There are two models of the Engine, slated to ship in May.

Cintiq Pro Engine


Core I5 Xeon
OS Windows 10 Pro Windows 10 Pro for Workstation
CPU Intel Core i5 quad core Intel Xeon 
GPU 6GB Nvidia Quadro P3200 6GB Nvidia Quadro P3200
Memory 16GB 32GB
Storage 256GB SSD 512GB SSD
Networking 802.11ac, Bluetooth 4.2, Ethernet 802.11ac, Bluetooth 4.2, Ethernet
Ports 2 x USB-C, 1 x HDMI 2.0, 1 x mini DisplayPort 2 x USB-C, 1 x HDMI 2.0, 1 x mini DisplayPort
Price $2,500, £2,400 $3,300, £3,420

Though it's not clear yet which version of each CPU they'll use, they're both supposedly VR-ready. Wacom says that the storage and the RAM are upgradable, which is great.

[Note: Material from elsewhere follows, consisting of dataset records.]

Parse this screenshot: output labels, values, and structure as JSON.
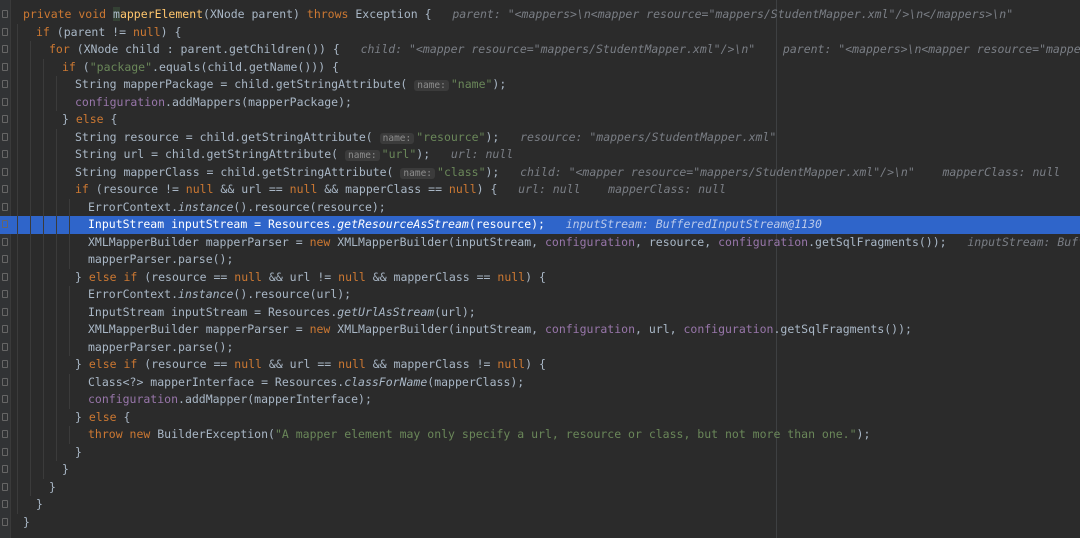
{
  "editor": {
    "language": "java",
    "highlighted_line": 13,
    "colors": {
      "background": "#2b2b2b",
      "keyword": "#cc7832",
      "string": "#6a8759",
      "field": "#9876aa",
      "method_decl": "#ffc66d",
      "inline_hint": "#7a7e85",
      "selection": "#2f65ca"
    },
    "lines": [
      {
        "indent": 1,
        "tokens": [
          [
            "kw",
            "private void "
          ],
          [
            "cursor",
            "m"
          ],
          [
            "fn",
            "apperElement"
          ],
          [
            "plain",
            "(XNode parent) "
          ],
          [
            "kw",
            "throws "
          ],
          [
            "plain",
            "Exception {   "
          ],
          [
            "hint",
            "parent: \"<mappers>\\n<mapper resource=\"mappers/StudentMapper.xml\"/>\\n</mappers>\\n\""
          ]
        ]
      },
      {
        "indent": 2,
        "tokens": [
          [
            "kw",
            "if "
          ],
          [
            "plain",
            "(parent != "
          ],
          [
            "kw",
            "null"
          ],
          [
            "plain",
            ") {"
          ]
        ]
      },
      {
        "indent": 3,
        "tokens": [
          [
            "kw",
            "for "
          ],
          [
            "plain",
            "(XNode child : parent.getChildren()) {   "
          ],
          [
            "hint",
            "child: \"<mapper resource=\"mappers/StudentMapper.xml\"/>\\n\"    parent: \"<mappers>\\n<mapper resource=\"mappers/StudentMapper.xml\"/>"
          ]
        ]
      },
      {
        "indent": 4,
        "tokens": [
          [
            "kw",
            "if "
          ],
          [
            "plain",
            "("
          ],
          [
            "str",
            "\"package\""
          ],
          [
            "plain",
            ".equals(child.getName())) {"
          ]
        ]
      },
      {
        "indent": 5,
        "tokens": [
          [
            "plain",
            "String mapperPackage = child.getStringAttribute( "
          ],
          [
            "param",
            "name:"
          ],
          [
            "str",
            "\"name\""
          ],
          [
            "plain",
            ");"
          ]
        ]
      },
      {
        "indent": 5,
        "tokens": [
          [
            "field",
            "configuration"
          ],
          [
            "plain",
            ".addMappers(mapperPackage);"
          ]
        ]
      },
      {
        "indent": 4,
        "tokens": [
          [
            "plain",
            "} "
          ],
          [
            "kw",
            "else "
          ],
          [
            "plain",
            "{"
          ]
        ]
      },
      {
        "indent": 5,
        "tokens": [
          [
            "plain",
            "String resource = child.getStringAttribute( "
          ],
          [
            "param",
            "name:"
          ],
          [
            "str",
            "\"resource\""
          ],
          [
            "plain",
            ");   "
          ],
          [
            "hint",
            "resource: \"mappers/StudentMapper.xml\""
          ]
        ]
      },
      {
        "indent": 5,
        "tokens": [
          [
            "plain",
            "String url = child.getStringAttribute( "
          ],
          [
            "param",
            "name:"
          ],
          [
            "str",
            "\"url\""
          ],
          [
            "plain",
            ");   "
          ],
          [
            "hint",
            "url: null"
          ]
        ]
      },
      {
        "indent": 5,
        "tokens": [
          [
            "plain",
            "String mapperClass = child.getStringAttribute( "
          ],
          [
            "param",
            "name:"
          ],
          [
            "str",
            "\"class\""
          ],
          [
            "plain",
            ");   "
          ],
          [
            "hint",
            "child: \"<mapper resource=\"mappers/StudentMapper.xml\"/>\\n\"    mapperClass: null"
          ]
        ]
      },
      {
        "indent": 5,
        "tokens": [
          [
            "kw",
            "if "
          ],
          [
            "plain",
            "(resource != "
          ],
          [
            "kw",
            "null "
          ],
          [
            "plain",
            "&& url == "
          ],
          [
            "kw",
            "null "
          ],
          [
            "plain",
            "&& mapperClass == "
          ],
          [
            "kw",
            "null"
          ],
          [
            "plain",
            ") {   "
          ],
          [
            "hint",
            "url: null    mapperClass: null"
          ]
        ]
      },
      {
        "indent": 6,
        "tokens": [
          [
            "plain",
            "ErrorContext."
          ],
          [
            "static",
            "instance"
          ],
          [
            "plain",
            "().resource(resource);"
          ]
        ]
      },
      {
        "indent": 6,
        "tokens": [
          [
            "plain",
            "InputStream inputStream = Resources."
          ],
          [
            "static",
            "getResourceAsStream"
          ],
          [
            "plain",
            "(resource);   "
          ],
          [
            "hint",
            "inputStream: BufferedInputStream@1130"
          ]
        ]
      },
      {
        "indent": 6,
        "tokens": [
          [
            "plain",
            "XMLMapperBuilder mapperParser = "
          ],
          [
            "kw",
            "new "
          ],
          [
            "plain",
            "XMLMapperBuilder(inputStream, "
          ],
          [
            "field",
            "configuration"
          ],
          [
            "plain",
            ", resource, "
          ],
          [
            "field",
            "configuration"
          ],
          [
            "plain",
            ".getSqlFragments());   "
          ],
          [
            "hint",
            "inputStream: BufferedInputStr"
          ]
        ]
      },
      {
        "indent": 6,
        "tokens": [
          [
            "plain",
            "mapperParser.parse();"
          ]
        ]
      },
      {
        "indent": 5,
        "tokens": [
          [
            "plain",
            "} "
          ],
          [
            "kw",
            "else if "
          ],
          [
            "plain",
            "(resource == "
          ],
          [
            "kw",
            "null "
          ],
          [
            "plain",
            "&& url != "
          ],
          [
            "kw",
            "null "
          ],
          [
            "plain",
            "&& mapperClass == "
          ],
          [
            "kw",
            "null"
          ],
          [
            "plain",
            ") {"
          ]
        ]
      },
      {
        "indent": 6,
        "tokens": [
          [
            "plain",
            "ErrorContext."
          ],
          [
            "static",
            "instance"
          ],
          [
            "plain",
            "().resource(url);"
          ]
        ]
      },
      {
        "indent": 6,
        "tokens": [
          [
            "plain",
            "InputStream inputStream = Resources."
          ],
          [
            "static",
            "getUrlAsStream"
          ],
          [
            "plain",
            "(url);"
          ]
        ]
      },
      {
        "indent": 6,
        "tokens": [
          [
            "plain",
            "XMLMapperBuilder mapperParser = "
          ],
          [
            "kw",
            "new "
          ],
          [
            "plain",
            "XMLMapperBuilder(inputStream, "
          ],
          [
            "field",
            "configuration"
          ],
          [
            "plain",
            ", url, "
          ],
          [
            "field",
            "configuration"
          ],
          [
            "plain",
            ".getSqlFragments());"
          ]
        ]
      },
      {
        "indent": 6,
        "tokens": [
          [
            "plain",
            "mapperParser.parse();"
          ]
        ]
      },
      {
        "indent": 5,
        "tokens": [
          [
            "plain",
            "} "
          ],
          [
            "kw",
            "else if "
          ],
          [
            "plain",
            "(resource == "
          ],
          [
            "kw",
            "null "
          ],
          [
            "plain",
            "&& url == "
          ],
          [
            "kw",
            "null "
          ],
          [
            "plain",
            "&& mapperClass != "
          ],
          [
            "kw",
            "null"
          ],
          [
            "plain",
            ") {"
          ]
        ]
      },
      {
        "indent": 6,
        "tokens": [
          [
            "plain",
            "Class<?> mapperInterface = Resources."
          ],
          [
            "static",
            "classForName"
          ],
          [
            "plain",
            "(mapperClass);"
          ]
        ]
      },
      {
        "indent": 6,
        "tokens": [
          [
            "field",
            "configuration"
          ],
          [
            "plain",
            ".addMapper(mapperInterface);"
          ]
        ]
      },
      {
        "indent": 5,
        "tokens": [
          [
            "plain",
            "} "
          ],
          [
            "kw",
            "else "
          ],
          [
            "plain",
            "{"
          ]
        ]
      },
      {
        "indent": 6,
        "tokens": [
          [
            "kw",
            "throw new "
          ],
          [
            "plain",
            "BuilderException("
          ],
          [
            "str",
            "\"A mapper element may only specify a url, resource or class, but not more than one.\""
          ],
          [
            "plain",
            ");"
          ]
        ]
      },
      {
        "indent": 5,
        "tokens": [
          [
            "plain",
            "}"
          ]
        ]
      },
      {
        "indent": 4,
        "tokens": [
          [
            "plain",
            "}"
          ]
        ]
      },
      {
        "indent": 3,
        "tokens": [
          [
            "plain",
            "}"
          ]
        ]
      },
      {
        "indent": 2,
        "tokens": [
          [
            "plain",
            "}"
          ]
        ]
      },
      {
        "indent": 1,
        "tokens": [
          [
            "plain",
            "}"
          ]
        ]
      }
    ]
  }
}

I do see one drawback in the fine print: The Engine attaches to the Cintiq via an internal USB-C connector, and the Cintiq's USB 3.0 connections run at USB 2.0 speeds so that the system has sufficient bandwidth for the 4K display.

There's also a new stand option so you don't have to live with those runty legs. The Ergo Stand will also ship in May, and supports rotation as well as folding down to an obtuse angle. As yet, there's no pricing for the stand.